The story of the water company engineers has always interested me. I expect most of you have heard Dave speak about his project with the special book under the counter where water company engineers would meet for breakfast, talk and of course write in the special book. Those arriving outside chat time would be able to both read and update entries in the book.

While this story intrigued, it was for me very much someone else’s experience and I have even heard amongst CEers (if I may collectively call you that) some voice of skepticism over the details – well, stories get elaborated over time don’t they?

But recently I was privileged to experience one of these sessions at first hand – and it wasn’t even a consulting engagement. I have been transporting my wife on occasions to a few places in the UK. She is currently suffering from two independent medical problems that make driving (and even travelling to some extent) very difficult but it is important for her to travel as she is just beginning a new and exciting job role in her company and she is getting medical treatment so doesn’t want to stop now. So I have on occasion been working from hotels and/or cafes (in Leicester I have three places that are extremely friendly and give me a seat with a powerpoint, 3G dongle connection to the internet and let me stay working as long as I like. In one place they bring me coffee and even look after my gear when I need to use the toilet).

This particular morning I was working from a hotel and I decided to walk down to the local out of town McDonalds to have a breakfast. When I arrived I noticed that a large area of the restaurant (this is McDonalds word for it – I struggle to say restaurant within the context of McDonalds) was full of engineer looking guys (no girls sorry) making quite a bit of noise but obviously full of friendship, chat and tease. Sitting quite near them I was able to pick up on what was going on. They were doing exactly the type of water company story stuff (although I didn’t see “the book”). There were detailed reminiscing of previous disasters, older chaps teasing the couple of juniors (on one case about mishandling a tool and resulting mess) there was talk of horrible bosses, bad and good customers, good and bad jobs as well as football, what they did the previous evening with the kids and so on.

But to me this was clearly an important gathering. I have no idea how often they did it (although in retrospect I should have just braved going up to one of them and asking) but having just started some study on eco-systems and fitness landscapes I couldn’t help connect what I was studying with what was going on during breakfast. In his closing speech at the Singapore conference Dave spoke of “design for resilience”. At the time my first thought was the term “robustness” – there seemed to me something remarkably robust about the whole environment I was witnessing at this breakfast. Robustness here would include a confidence that occasional staff losses would not destroy the companies engineering effectiveness and a high degree of confidence that the engineers would be capable of using this network to successfully tackle previously little known and complex job problems. There is also the appealing thought that as a result of the social environment the engineers may actually enhance their job satisfaction and show an increased degree of tacit commitment to the company and their customers.

Not having noticed it coming into the restaurant, I was quite surprised on my exit to notice 8 company vans in the car park.

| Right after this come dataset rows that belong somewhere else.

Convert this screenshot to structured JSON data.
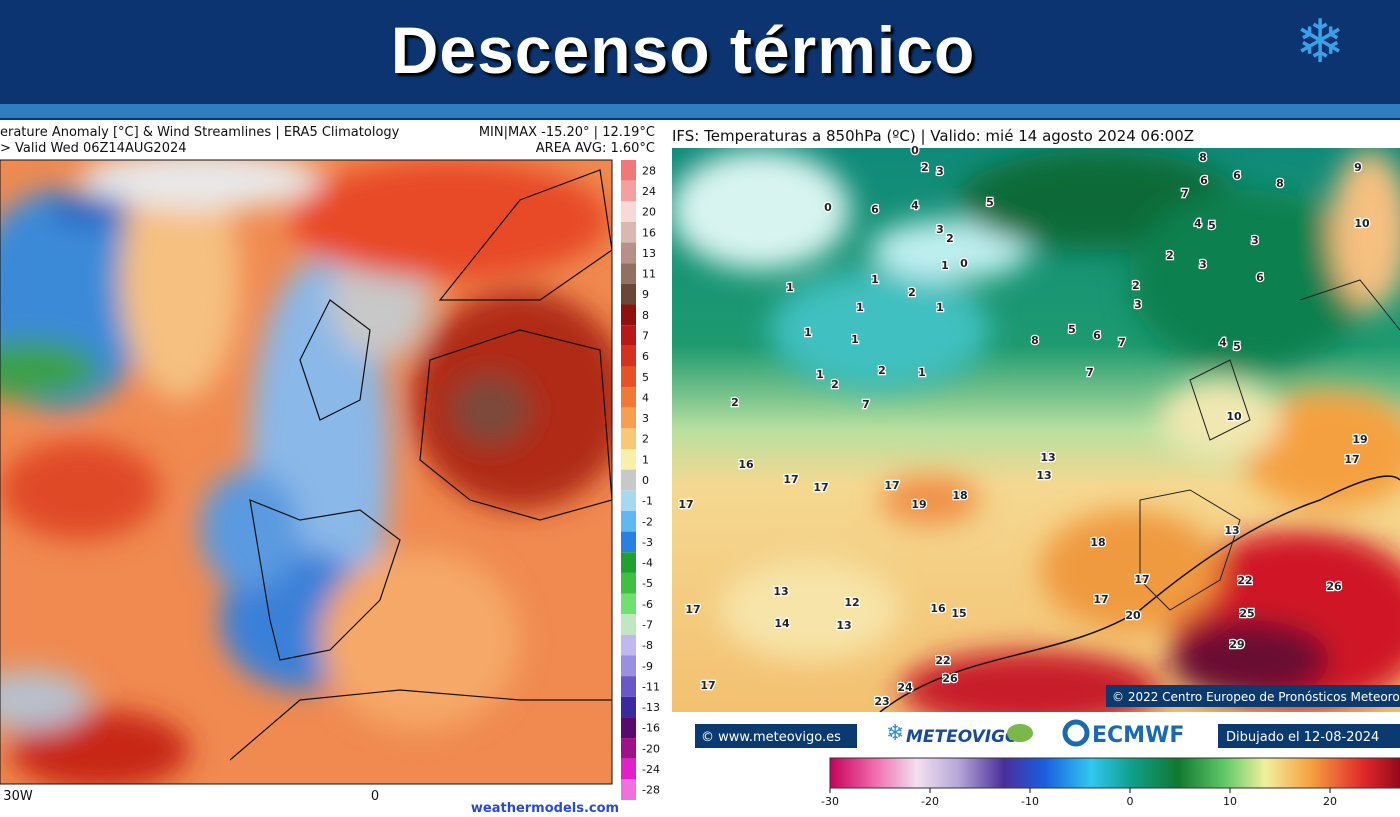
{
  "header": {
    "title": "Descenso térmico"
  },
  "left_map": {
    "title_line1": "erature Anomaly [°C] & Wind Streamlines | ERA5 Climatology",
    "title_line2": "> Valid Wed 06Z14AUG2024",
    "stats_line1": "MIN|MAX -15.20° | 12.19°C",
    "stats_line2": "AREA AVG: 1.60°C",
    "colorbar_labels": [
      28,
      24,
      20,
      16,
      13,
      11,
      9,
      8,
      7,
      6,
      5,
      4,
      3,
      2,
      1,
      0,
      -1,
      -2,
      -3,
      -4,
      -5,
      -6,
      -7,
      -8,
      -9,
      -11,
      -13,
      -16,
      -20,
      -24,
      -28
    ],
    "x_labels": [
      "30W",
      "0"
    ],
    "credit": "weathermodels.com"
  },
  "right_map": {
    "title": "IFS: Temperaturas a 850hPa  (ºC) | Valido: mié 14 agosto 2024 06:00Z",
    "copyright": "© 2022 Centro Europeo de Pronósticos Meteorolo",
    "contour_labels": [
      0,
      2,
      3,
      5,
      4,
      6,
      0,
      1,
      3,
      2,
      1,
      0,
      1,
      2,
      1,
      1,
      1,
      1,
      2,
      1,
      1,
      2,
      7,
      2,
      8,
      5,
      6,
      7,
      16,
      17,
      17,
      17,
      19,
      18,
      13,
      13,
      17,
      18,
      13,
      12,
      14,
      13,
      16,
      15,
      17,
      20,
      17,
      22,
      26,
      24,
      23,
      17,
      17,
      13,
      25,
      29,
      26,
      22,
      19,
      17,
      10,
      8,
      6,
      7,
      6,
      8,
      9,
      10,
      4,
      5,
      3,
      2,
      3,
      6,
      2,
      3,
      4,
      5,
      7
    ],
    "footer": {
      "website": "© www.meteovigo.es",
      "brand": "METEOVIGO",
      "ecmwf": "ECMWF",
      "drawn": "Dibujado el 12-08-2024"
    },
    "colorbar_ticks": [
      -30,
      -20,
      -10,
      0,
      10,
      20
    ]
  }
}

As I walking out to the pavement I noticed two more driving in.

Yet this does not at all diminish the importance of traditional education (engineers like this have academic learning as well as apprentice based learning) and ongoing training (new legislation, equipment, safety and so on) or even work practice manuals. But something I find quite inexplicable is the impact of hard-headed efficiency bigots within management or worse their consulting companies that would see this as (1) a complete waste of company time. Surely the engineers should be actually at a job. And now mobile computer systems can allocate jobs on-the-go with optimised routing and expected job-completion times then engineers need never worry about the existence of other engineers, at least real people ones. And (2) an opportunity to do knowledge management properly and have the engineers (in their vans using the above mentioned mobile technology of course) enter into the system all their knowledge that can then be shared by all engineers (and be monitored by the above mentioned efficiency bigots or their clients).